I sense a little confusion, or it might just be the way I read it.

A VOR indicator, also know as an OBI (Omni Bearing Indicator) has only the one vertical needle, obviously driven by the Nav side of your nav/com radio.

The Glide Slope indicator looks very similar for a reason. It is still a VOR indicator, having the same vertical needle still driven by the Nav radio. You could use the G/S indicator as a VOR indicator whether you have a G/S receiver or not!

Adding the G/S receiver enables the glide path (horizontal) needle, which is driven by the G/S receiver ..... not the Nav radio. It also provides the course needle information (transmitted by the ILS system) to the Nav radio which drives the indicator the same as it would if receiving a VOR signal.

In essence, The G/S indicator is really two seperate indicators (built into one housing), driven by two seperate receivers.

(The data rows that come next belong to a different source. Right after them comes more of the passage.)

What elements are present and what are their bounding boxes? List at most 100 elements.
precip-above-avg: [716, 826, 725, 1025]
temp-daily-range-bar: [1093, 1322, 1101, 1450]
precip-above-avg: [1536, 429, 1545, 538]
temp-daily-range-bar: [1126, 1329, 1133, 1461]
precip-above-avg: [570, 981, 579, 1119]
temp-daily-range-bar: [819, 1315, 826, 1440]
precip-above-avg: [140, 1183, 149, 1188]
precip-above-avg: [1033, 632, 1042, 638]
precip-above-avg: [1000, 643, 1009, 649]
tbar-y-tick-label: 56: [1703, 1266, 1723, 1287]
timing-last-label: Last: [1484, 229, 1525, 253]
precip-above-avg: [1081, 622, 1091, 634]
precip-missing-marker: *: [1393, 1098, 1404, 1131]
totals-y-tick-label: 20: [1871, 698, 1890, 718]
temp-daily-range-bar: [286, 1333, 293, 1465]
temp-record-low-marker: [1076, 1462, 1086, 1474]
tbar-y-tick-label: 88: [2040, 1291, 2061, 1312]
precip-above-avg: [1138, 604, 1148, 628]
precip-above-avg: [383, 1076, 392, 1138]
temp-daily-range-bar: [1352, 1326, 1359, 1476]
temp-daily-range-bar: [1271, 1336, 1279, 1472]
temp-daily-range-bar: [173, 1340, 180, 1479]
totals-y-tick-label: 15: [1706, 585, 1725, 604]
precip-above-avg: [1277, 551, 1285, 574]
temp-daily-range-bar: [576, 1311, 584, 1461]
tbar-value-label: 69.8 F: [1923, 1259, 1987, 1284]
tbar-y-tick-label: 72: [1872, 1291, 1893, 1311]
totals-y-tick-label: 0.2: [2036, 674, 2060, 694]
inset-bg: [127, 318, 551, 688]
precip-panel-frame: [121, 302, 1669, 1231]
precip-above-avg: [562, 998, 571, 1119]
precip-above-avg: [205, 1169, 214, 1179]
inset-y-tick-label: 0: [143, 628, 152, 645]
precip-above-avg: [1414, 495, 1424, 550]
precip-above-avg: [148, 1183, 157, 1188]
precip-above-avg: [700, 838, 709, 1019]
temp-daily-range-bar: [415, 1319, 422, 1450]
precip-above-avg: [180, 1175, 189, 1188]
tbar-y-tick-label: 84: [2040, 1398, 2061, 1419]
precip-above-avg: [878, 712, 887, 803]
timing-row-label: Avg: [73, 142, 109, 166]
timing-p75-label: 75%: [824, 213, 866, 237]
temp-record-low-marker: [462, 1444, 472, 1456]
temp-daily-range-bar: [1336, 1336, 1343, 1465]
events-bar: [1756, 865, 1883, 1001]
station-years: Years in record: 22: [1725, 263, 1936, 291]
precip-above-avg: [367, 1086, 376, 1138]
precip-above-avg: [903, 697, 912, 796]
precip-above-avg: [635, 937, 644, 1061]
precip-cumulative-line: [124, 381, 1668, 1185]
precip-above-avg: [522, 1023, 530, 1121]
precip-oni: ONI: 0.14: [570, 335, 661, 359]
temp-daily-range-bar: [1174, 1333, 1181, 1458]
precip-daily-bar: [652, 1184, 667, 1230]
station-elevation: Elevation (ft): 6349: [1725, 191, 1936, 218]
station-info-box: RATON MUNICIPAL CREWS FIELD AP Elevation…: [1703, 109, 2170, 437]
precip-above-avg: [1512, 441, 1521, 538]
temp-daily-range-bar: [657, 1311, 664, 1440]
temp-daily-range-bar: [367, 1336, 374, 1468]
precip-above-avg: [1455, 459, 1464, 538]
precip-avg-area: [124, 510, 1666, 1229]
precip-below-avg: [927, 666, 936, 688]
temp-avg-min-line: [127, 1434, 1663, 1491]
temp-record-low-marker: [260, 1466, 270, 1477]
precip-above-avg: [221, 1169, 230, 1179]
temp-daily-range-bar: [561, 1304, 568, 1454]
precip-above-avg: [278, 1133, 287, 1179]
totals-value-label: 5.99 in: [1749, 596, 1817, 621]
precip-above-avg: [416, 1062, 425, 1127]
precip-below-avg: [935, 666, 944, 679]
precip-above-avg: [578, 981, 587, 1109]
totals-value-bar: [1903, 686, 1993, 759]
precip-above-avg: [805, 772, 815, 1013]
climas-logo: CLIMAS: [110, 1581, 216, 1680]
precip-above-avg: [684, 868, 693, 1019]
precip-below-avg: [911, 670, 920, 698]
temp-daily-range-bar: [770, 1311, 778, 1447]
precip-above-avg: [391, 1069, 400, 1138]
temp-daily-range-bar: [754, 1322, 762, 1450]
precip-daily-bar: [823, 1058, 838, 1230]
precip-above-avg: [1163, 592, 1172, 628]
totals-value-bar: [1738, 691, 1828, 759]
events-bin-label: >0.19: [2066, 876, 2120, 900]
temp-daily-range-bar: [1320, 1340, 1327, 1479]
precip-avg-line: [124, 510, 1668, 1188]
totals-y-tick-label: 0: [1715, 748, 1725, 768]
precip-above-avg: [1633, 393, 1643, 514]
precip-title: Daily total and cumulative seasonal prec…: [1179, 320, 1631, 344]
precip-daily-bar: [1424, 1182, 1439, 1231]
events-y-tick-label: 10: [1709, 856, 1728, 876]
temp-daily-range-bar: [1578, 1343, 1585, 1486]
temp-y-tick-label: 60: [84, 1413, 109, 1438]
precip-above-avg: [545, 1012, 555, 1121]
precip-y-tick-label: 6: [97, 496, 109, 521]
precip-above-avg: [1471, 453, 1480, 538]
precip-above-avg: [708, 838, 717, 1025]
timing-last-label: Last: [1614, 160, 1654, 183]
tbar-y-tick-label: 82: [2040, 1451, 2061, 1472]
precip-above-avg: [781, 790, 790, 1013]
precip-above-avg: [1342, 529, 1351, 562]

You can't run separate VOR and G/S indicators off the same Nav radio (there's no good reason to even try), nor can you have two separate Nav receivers driving the same VOR or G/S indicator. For true redundancy, each indicator needs it's own separate receiver. I assume you don't yet have a G/S indicator, so you still need that anyway to use the Narco's G/S capability. If you buy the Narco (and G/S indicator), that leaves your King system intact to do with as you please. The whole idea of having dual nav/com capability (with or without G/S) is redundancy, especially for IFR/IMC flight. Only a complete electrical failure followed by a dead battery should incapacitate both systems.

The 152 I'm working on has 2 MX-300 nav/coms. The first drives the course needle of the G/S indicator in the top hole in the panel. The second MX-300 drives the VOR indicator in the second hole. A seperate G/S receiver mounted behind the baggage area provides the glide path signal directly to the G/S indicator. All 3 radios receive through the original Nav antenna mounted high on the vertical stabilizer, by using a triplexer (3-way antenna splitter).

I've tried to simplify the operation, but may have inadvertantly confused you in the process.